Thursday, November 21, 2013

Rechov Hanevi’im 6 — Hunt House©


Most of the buildings on Rechov Haneviim are constructed of stone and fronted by high walls built of stone and mortar. The street features different types of buildings, including communal ones such as hospitals as well as private homes.

There are also buildings by the Ethiopians and others by the Nashashibis Arabs. The latter had no intention of living in the buildings they built; they wanted to rent them out. At the turn of the century, the Husseinis Arabs also built a complex of houses on nearby Rechov Shivtei Yisrael.
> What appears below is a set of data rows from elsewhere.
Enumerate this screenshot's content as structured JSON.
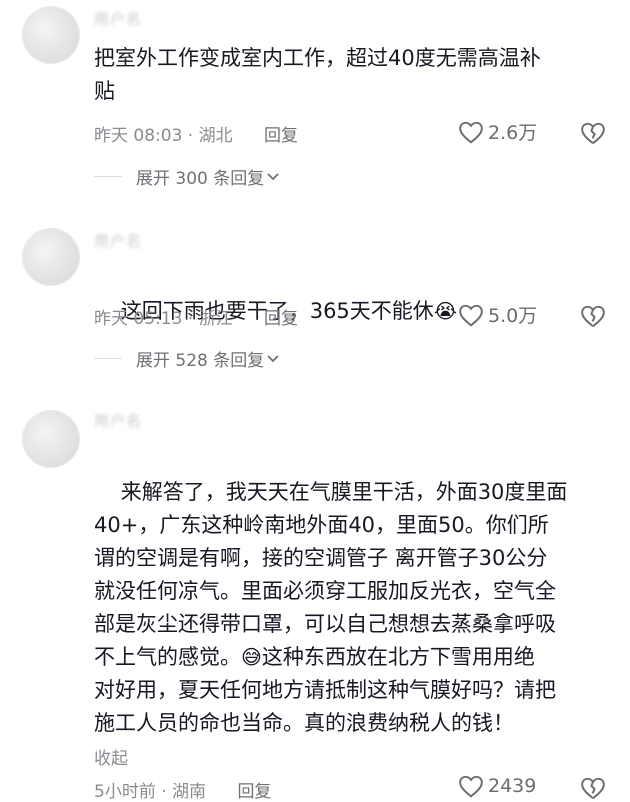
{
  "comments": [
    {
      "text": "把室外工作变成室内工作，超过40度无需高温补\n贴",
      "time_location": "昨天 08:03 · 湖北",
      "reply_label": "回复",
      "likes": "2.6万",
      "expand_label": "展开 300 条回复"
    },
    {
      "text": "这回下雨也要干了，365天不能休",
      "emoji": "😭",
      "time_location": "昨天 05:13 · 浙江",
      "reply_label": "回复",
      "likes": "5.0万",
      "expand_label": "展开 528 条回复"
    },
    {
      "text_part1": "来解答了，我天天在气膜里干活，外面30度里面\n40+，广东这种岭南地外面40，里面50。你们所\n谓的空调是有啊，接的空调管子 离开管子30公分\n就没任何凉气。里面必须穿工服加反光衣，空气全\n部是灰尘还得带口罩，可以自己想想去蒸桑拿呼吸\n不上气的感觉。",
      "emoji": "😅",
      "text_part2": "这种东西放在北方下雪用用绝\n对好用，夏天任何地方请抵制这种气膜好吗？请把\n施工人员的命也当命。真的浪费纳税人的钱！",
      "collapse_label": "收起",
      "time_location": "5小时前 · 湖南",
      "reply_label": "回复",
      "likes": "2439"
    }
  ]
}
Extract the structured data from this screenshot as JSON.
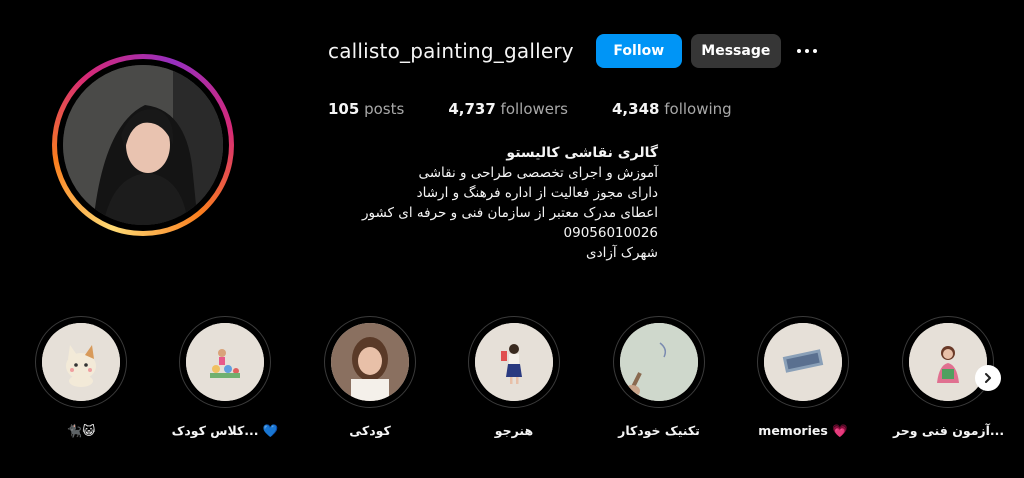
{
  "profile": {
    "username": "callisto_painting_gallery",
    "follow_label": "Follow",
    "message_label": "Message",
    "more_icon": "more-options-icon"
  },
  "stats": {
    "posts_count": "105",
    "posts_label": "posts",
    "followers_count": "4,737",
    "followers_label": "followers",
    "following_count": "4,348",
    "following_label": "following"
  },
  "bio": {
    "name": "گالری نقاشی کالیستو",
    "lines": [
      "آموزش و اجرای تخصصی طراحی و نقاشی",
      "دارای مجوز فعالیت از اداره فرهنگ و ارشاد",
      "اعطای مدرک معتبر از سازمان فنی و حرفه ای کشور",
      "09056010026",
      "شهرک آزادی"
    ]
  },
  "highlights": [
    {
      "label": "🐈‍⬛😺",
      "icon": "cat-sticker"
    },
    {
      "label": "کلاس کودک... 💙",
      "icon": "kids-class-sticker"
    },
    {
      "label": "کودکی",
      "icon": "child-photo"
    },
    {
      "label": "هنرجو",
      "icon": "student-sticker"
    },
    {
      "label": "تکنیک خودکار",
      "icon": "pen-sketch-photo"
    },
    {
      "label": "memories 💗",
      "icon": "memories-sticker"
    },
    {
      "label": "آزمون فنی وحر...",
      "icon": "exam-sticker"
    }
  ],
  "colors": {
    "follow": "#0095f6",
    "message": "#363636",
    "background": "#000000"
  },
  "next_icon": "chevron-right-icon"
}
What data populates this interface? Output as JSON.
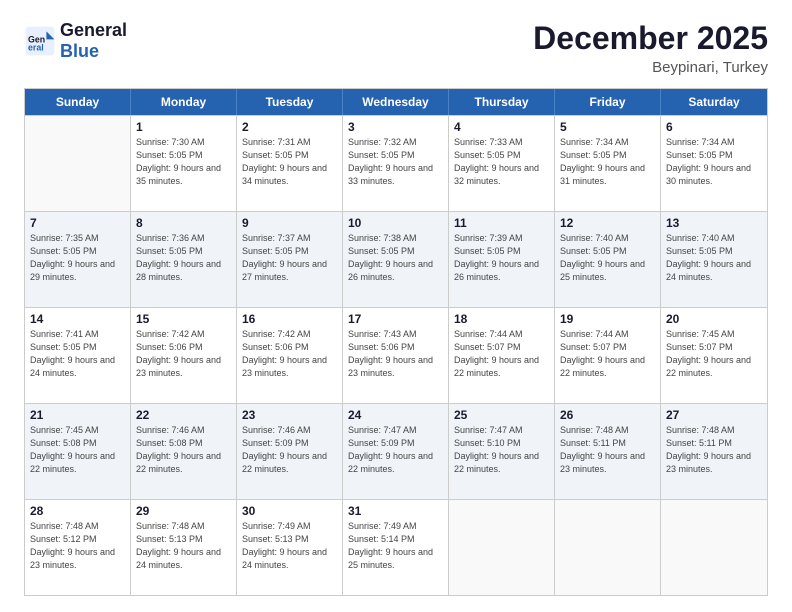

Upon entering the driveway of William Holman Hunt House, located at 64 Rechov Haneviim, you will find yourself in a totally country-like setting. In the mid-1850s, when the English painter Holman Hunt traveled to Jerusalem in search of accurate topographical and ethnographical material for his artworks he found the area was bare. Enthralled by the view, Hunt built a home for himself (designed by Conrad Schick) in 1869 on the then-empty lot on Rechov Haneviim. On the roof, he erected a large balcony that allowed him an all-encompassing view of the surroundings.

He painted scenes of Jerusalem, that are notable for their great attention to detail, vivid colour and elaborate symbolism; the pieces fetched high prices in England. His painting entitled The
Scapegoat was painted from Armon Hanetziv. After his death, his wife donated a bench in that area in his memory. The bench has Biblical inscriptions in Hebrew, Arabic, Greek and English.

A later tenant of this home was Dr. Helena Kagan, Jerusalems first paediatrician (in fact, the first paediatrician in the country). She was born in 1889 in Tashkent, Uzbekistan. In the spring of 1914, when she made aliyah, the young 25-year-old physician opened a clinic in her new home in Jerusalem. However, she found the Arabs/Turks did not want to come to be treated by her, as she was a woman. The Jews of the old Yishuv shunned her services for the same reason.

However, at the outset of World War I, the Turks were in dire need of doctors, so despite her gender they enlisted her services. The Jews also came to greatly appreciate her work. A Yerushalmi child contracted meningitis and his state of health was deteriorating drastically. Someone thought of Dr. Kagan, and the parents brought the child to her for treatment. She instructed them to leave him overnight with her. That nightwas the turning point of the illness, and by the morning, the little patient was improving. This change of health was attributed to Dr. Helenas expertise. The child that she treated was Amram Blau, who was later to become famous as the founder of Neturei Karta. From this point on, people began using her.

Working under the auspices of Hadassah Hospital, Dr. Kagan founded institutions to improve the health of Jerusalem children. In her later years, Dr. Kagan worked as adviser to the Ministry of
Health, while keeping up her pediatric consulting work at home. She passed away in September 1978, in Jerusalem.

In 1975, she was awarded the Israel Prize for the special contribution to society and the state in communityservice. The pediatric department of Bikur Cholim Hospital bore bear her name since 1962 as does the community center in the Katamon neighborhood  since 1968.

In 1925 when Rachel Hameshoreret (a Hebrew poetess) was ill with tuberculosis, then an incurable disease, and she had to leave her beloved Kinneret (Sea of Gallilee), Dr. Kagan took her in and let her live in the small white house in the courtyard. Here Rachel wrote a poem inspired by a pear tree Hunt had once planted in the courtyard. The garden is full of fruit trees even today.

In 2006, two homes on nearby Rechov Bnei Brith sold for a combined sum of $2.7 million, so whoever can stake their claim to the property where Hunt built his home has a lot to gain. The Russian Religious Mission asserts that the property is theirs and is trying to take over the whole place. Four dmei mafteach (key-money) Jewish tenants of No. 64 Rechov Haneviim received eviction notices, ordering them to vacate the building they have called home for over 40 years. (One of the renters has been there since the 1930s.) One tenant claims she has discovered that the property is actually not legally registered in the name of the Russian Mission (also known as the Russian delegation) or of anyone else, for that matter.


One of the occupants won a lawsuit against the Russians, but another is still in the middle of the process of trying to ward them off legally.